Proyek Sisi Nubi AOI merupakan bagian strategi pengembangan lapangan untuk menjaga keberlanjutan produksi dan memperkuat kontribusi perusahaan terhadap pasokan gas nasional. Dua sumur baru yang mulai beroperasi, yakni SS-505 pada 21 Februari 2026 dan SS-504 pada 23 Februari 2026 menjadi tonggak penting dalam pengembangan area tersebut.
Baca Juga
Pertamina Hulu Mahakam 'Onstream' Proyek Sisi Nubi AOI, Produksi Gas Naik Bertahap
Dari total enam platform yang direncanakan dalam proyek SNB AOI 1-3-5, dua telah onstream. Satu platform saat ini memasuki tahap persiapan well intervention dan well connection, sementara dua platform lainnya masih dalam tahap pengeboran atau drilling.
Dia mengatakan keberhasilan onstream dua sumur di Platform WPS-5 mendukung keberlanjutan produksi minyak dan gas bumi di Wilayah Kerja Mahakam. Ia menegaskan capaian ini sejalan dengan komitmen perusahaan menjaga ketahanan energi nasional.
“Keberhasilan ini sekaligus menunjukkan komitmen kuat PHM untuk menjaga keberlanjutan produksi migas perusahaan dalam mendukung ketahanan energi nasional sesuai Asta Cita pemerintah terkait swasembada energi,” ujar Setyo.
Menurutnya, proyek SNB AOI menjadi wujud konsistensi investasi eksplorasi dan eksploitasi guna menemukan sumber daya baru, menambah cadangan, serta meningkatkan produksi migas nasional, khususnya dari Kalimantan yang memiliki peran penting dalam penyediaan energi Indonesia. Ia menambahkan penyelesaian enam platform secara keseluruhan diharapkan mampu mengoptimalkan kapasitas produksi secara andal.
Setyo menjelaskan penerapan inovasi dan teknologi dilakukan sejalan dengan kebijakan PT Pertamina Hulu Energi (PHE) sebagai Subholding Upstream Pertamina.
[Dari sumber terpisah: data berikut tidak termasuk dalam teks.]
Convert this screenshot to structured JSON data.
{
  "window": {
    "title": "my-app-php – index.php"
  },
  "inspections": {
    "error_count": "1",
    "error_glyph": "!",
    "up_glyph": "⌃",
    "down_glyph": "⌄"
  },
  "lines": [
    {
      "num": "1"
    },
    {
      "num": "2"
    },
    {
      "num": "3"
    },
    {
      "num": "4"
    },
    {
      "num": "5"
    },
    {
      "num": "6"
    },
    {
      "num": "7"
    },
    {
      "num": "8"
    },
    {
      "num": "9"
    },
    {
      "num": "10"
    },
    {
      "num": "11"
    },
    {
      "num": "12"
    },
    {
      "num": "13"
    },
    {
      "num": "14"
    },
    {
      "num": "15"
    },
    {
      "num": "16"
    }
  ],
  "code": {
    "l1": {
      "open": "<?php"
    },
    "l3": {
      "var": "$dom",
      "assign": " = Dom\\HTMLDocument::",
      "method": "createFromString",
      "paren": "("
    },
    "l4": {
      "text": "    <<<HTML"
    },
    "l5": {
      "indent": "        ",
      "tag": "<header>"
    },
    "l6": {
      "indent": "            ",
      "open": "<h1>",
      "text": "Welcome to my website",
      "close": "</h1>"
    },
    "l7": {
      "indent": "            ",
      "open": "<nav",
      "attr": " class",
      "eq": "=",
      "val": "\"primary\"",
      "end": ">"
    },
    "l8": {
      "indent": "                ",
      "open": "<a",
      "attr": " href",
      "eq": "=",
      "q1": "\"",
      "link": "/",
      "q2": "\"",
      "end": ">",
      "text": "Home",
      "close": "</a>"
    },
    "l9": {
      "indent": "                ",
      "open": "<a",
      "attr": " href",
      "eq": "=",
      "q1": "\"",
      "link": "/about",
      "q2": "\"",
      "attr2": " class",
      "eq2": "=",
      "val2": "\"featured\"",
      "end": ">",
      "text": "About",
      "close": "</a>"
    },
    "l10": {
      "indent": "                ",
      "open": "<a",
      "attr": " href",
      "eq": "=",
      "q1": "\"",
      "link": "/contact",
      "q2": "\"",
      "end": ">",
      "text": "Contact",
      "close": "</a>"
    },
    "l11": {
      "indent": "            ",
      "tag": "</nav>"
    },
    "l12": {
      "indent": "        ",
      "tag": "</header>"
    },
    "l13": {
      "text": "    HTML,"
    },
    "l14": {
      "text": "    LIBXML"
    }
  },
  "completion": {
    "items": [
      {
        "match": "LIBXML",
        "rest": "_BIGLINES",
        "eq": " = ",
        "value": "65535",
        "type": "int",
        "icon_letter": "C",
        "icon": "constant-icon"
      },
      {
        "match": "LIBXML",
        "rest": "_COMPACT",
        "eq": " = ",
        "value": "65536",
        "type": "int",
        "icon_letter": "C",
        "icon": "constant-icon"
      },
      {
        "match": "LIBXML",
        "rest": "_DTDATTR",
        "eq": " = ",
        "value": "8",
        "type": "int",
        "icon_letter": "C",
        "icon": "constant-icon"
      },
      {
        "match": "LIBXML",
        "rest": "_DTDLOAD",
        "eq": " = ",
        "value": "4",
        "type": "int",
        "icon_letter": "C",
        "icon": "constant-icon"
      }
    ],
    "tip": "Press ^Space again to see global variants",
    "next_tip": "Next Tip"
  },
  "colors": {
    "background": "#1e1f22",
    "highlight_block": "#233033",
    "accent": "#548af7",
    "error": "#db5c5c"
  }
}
Perusahaan berupaya mempertahankan tingkat produksi sekaligus menahan laju penurunan alamiah lapangan migas yang telah mature di Kalimantan.
“Kami meyakini bahwa penerapan inovasi dan teknologi sebagai langkah strategis PHM terus berusaha mempertahankan tingkat produksi, dan menahan laju penurunan produksi alamiah lapangan-lapangan migas yang sudah mature di wilayah Kalimantan,” jelasnya.
Baca Juga
Eks Dirut PT PIS Dihukum 9 Tahun Penjara atas Perkara Korupsi Minyak
Secara teknis, produksi perdana Sumur SS-505 mulai mengalir bertahap setelah tahap clean-up pada 21-22 Februari 2026 dengan capaian awal 12 mmscfd. Proses clean-up menggunakan sand filter untuk memastikan keandalan fasilitas produksi. Setelah itu dilakukan prosedur ramp down secara bertahap pada 23 Februari 2026 guna memastikan respons reservoir dan mengevaluasi performa sumur setelah ramp up.
Setelah seluruh tahapan dinyatakan aman, Sumur SS-505 kembali dibuka sesuai prosedur dengan target produksi lebih terkontrol di kisaran 10-11 mmscfd.